Wilhelm-Pieck-Strasse, as it was known then, named after East German leader Wilhelm Pieck, was a broad tree-lined avenue. Typical of the anti-consumerist stance of the communist East, it offered very little to the visitor or the resident.

These days, things couldn't be more different. Torstrasse, as it was renamed in 1994, is a vibrant, bustling strip brimming with coffee shops, fashion stores, tattoo artists, knickknack shops and a liberal smattering of hotels with the exclusive Soho House standing proud at the end of the street. In an ironic twist of fate, this luxury hotel is in the building where Pieck, the first and only official president of East Germany, had his office.

Torstrasse in Berlin during the 2011 Torstrassenfestival
Visitors pour out of a club and into the street at last year's festivalImage: Dominic Simon

Talk to your neighbors

Melissa Perales, another of the Torstrassenfestival organizers, is originally from Chicago but has lived in the Mitte district for the last 16 years. She says the opinions of long-term residents to the changes in their beloved Torstrasse are mixed.

"I know many are frightened of not being able to pay their rent," she said. "Of course they have a right to be afraid to leave the place they have called home for many years and this leads to anonymity among the residents. It's hard to judge the overall situation so easily. I think more important is what kind of neighborhood dynamic happens and what kind of overall space we allow each other in order to coexist."

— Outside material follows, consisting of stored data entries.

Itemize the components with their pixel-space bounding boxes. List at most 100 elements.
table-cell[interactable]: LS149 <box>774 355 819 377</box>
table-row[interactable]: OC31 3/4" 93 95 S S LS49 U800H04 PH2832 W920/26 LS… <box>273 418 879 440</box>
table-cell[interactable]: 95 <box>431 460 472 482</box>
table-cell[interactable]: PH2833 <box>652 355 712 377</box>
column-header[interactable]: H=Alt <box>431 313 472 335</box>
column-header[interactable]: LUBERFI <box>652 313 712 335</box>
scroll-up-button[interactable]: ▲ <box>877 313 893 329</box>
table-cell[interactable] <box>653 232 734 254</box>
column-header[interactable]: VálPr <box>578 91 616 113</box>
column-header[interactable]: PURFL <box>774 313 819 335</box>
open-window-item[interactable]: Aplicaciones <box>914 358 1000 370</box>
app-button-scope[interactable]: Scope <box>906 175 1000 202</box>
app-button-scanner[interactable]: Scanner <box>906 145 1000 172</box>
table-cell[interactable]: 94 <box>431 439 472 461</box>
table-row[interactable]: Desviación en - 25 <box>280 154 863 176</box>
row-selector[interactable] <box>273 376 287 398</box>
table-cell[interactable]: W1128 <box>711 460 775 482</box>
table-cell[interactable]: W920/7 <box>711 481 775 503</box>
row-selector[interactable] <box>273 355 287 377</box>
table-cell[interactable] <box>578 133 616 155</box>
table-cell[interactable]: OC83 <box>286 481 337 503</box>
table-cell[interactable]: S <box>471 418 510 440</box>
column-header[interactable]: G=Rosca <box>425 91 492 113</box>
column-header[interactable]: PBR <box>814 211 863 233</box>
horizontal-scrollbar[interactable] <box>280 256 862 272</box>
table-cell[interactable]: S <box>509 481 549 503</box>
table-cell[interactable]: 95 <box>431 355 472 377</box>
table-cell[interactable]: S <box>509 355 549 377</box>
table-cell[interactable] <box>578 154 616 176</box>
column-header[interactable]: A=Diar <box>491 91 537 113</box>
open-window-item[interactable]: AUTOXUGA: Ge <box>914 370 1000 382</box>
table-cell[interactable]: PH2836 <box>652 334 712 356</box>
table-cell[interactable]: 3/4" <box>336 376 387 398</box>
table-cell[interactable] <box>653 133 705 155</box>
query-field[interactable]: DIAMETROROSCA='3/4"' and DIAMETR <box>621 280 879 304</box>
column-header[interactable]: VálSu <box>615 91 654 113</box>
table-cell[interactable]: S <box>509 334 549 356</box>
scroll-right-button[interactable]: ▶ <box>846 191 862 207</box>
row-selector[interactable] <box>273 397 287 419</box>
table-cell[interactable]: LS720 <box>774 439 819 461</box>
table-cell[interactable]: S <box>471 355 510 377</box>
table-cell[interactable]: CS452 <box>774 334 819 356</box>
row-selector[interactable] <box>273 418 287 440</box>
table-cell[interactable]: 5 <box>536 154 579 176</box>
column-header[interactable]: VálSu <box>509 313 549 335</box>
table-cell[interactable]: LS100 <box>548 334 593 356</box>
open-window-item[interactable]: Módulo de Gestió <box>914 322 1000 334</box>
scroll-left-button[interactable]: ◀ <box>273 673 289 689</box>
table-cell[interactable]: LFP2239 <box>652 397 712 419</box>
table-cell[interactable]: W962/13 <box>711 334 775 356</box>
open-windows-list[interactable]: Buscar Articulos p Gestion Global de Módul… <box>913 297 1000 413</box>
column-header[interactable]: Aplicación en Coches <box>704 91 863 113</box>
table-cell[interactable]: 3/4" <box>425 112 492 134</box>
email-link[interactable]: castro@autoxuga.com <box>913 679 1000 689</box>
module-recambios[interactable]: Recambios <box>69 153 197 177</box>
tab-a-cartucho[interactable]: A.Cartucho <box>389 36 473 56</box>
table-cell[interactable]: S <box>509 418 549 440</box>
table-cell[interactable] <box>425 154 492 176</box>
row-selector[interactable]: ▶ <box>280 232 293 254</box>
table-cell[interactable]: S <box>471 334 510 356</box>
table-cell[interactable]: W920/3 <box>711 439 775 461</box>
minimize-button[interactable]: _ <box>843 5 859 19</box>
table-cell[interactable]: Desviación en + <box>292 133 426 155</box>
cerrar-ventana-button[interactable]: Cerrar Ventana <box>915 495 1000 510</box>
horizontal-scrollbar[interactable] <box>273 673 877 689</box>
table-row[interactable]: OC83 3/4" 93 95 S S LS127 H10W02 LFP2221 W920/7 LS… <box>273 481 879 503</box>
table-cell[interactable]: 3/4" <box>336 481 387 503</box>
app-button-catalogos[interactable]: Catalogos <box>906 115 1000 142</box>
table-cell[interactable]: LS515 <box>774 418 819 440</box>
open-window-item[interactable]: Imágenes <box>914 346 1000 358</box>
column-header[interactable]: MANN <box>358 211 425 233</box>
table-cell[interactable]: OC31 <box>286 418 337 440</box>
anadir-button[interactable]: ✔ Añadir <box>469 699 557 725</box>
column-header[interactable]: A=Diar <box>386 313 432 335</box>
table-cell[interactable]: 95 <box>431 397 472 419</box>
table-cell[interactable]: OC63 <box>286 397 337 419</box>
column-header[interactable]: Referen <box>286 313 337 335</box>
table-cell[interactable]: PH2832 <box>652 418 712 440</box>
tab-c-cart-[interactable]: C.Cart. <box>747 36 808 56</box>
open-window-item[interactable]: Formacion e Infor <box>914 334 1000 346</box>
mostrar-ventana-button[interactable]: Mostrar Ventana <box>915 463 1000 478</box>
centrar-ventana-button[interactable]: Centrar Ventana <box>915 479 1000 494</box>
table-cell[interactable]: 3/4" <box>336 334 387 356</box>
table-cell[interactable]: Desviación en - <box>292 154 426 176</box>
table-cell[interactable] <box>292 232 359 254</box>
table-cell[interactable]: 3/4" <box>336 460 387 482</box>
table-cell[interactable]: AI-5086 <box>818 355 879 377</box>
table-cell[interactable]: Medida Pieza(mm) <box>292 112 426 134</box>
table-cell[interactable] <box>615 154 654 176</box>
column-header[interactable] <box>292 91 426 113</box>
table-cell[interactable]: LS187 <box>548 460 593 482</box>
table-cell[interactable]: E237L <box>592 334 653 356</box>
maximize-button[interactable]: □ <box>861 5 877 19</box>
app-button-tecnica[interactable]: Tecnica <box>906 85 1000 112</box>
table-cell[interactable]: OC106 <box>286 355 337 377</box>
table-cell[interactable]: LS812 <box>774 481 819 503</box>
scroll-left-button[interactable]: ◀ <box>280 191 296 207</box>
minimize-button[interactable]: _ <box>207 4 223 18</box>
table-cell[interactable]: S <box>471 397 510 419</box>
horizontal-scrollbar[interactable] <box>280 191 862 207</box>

And this is where the Torstrassenfestival plays an important role, in offering a communal, neighborhood-based event which encourages dialogue between long-term residents and the newer generation of Berliners.

"I would like to think that we are doing something in the direction of bringing together old and new structures," said Perales. "I'm not much about complaining, I would rather do something. It's all about how you decide to make changes. We encourage diversity and try and maintain a good relationship with our neighbors, to let them know we are open to having them come on in. Maybe that is the key word here: respect."

Co-organizer and musician Norman Palm agrees. "We want people to meet, talk and exchange their thoughts: the bartender with the shop-owner, the hipster with the local pensioner, the investor with the squatter. We've seen all this happen at last year's festival. Understanding each other is the key and music feels like the right vehicle."

The musician and the little old lady

I'm reminded of a story a friend of mine - one of those dreaded Mitte hipsters that are an immediate target of hate for people who have lived in the area for 30 years - told me about last year's event. He had passed an elderly neighbor countless times in the stairwell and they'd barely spoken a word, each automatically assuming that the other didn't like them.

The former Wilhelm-Pieck-Strasse in Berlin, pictured here in 1982
The former Wilhelm-Pieck-Strasse, pictured here in 1982, used to be a rather barren avenueImage: picture-alliance/akg-images/Udo Hesse

"On the day of the festival I saw her walking along the street," he said, "And I thought to hell with it, I'm going to invite her to the gig I’m going to see. And she came with me! This little old lady standing in a club watching some raucous punk band. After it was over I asked her what she thought and she said 'Well, the music was awful but it was nice to be asked.' So maybe it made a difference after all."

If an event like the Torstrassenfestival is an excuse to forget prejudices and make an effort, even just once a year, then so much the better.

But of course it's easy for me to say that. After all, I couldn't give a hoot what my neighbors think of me.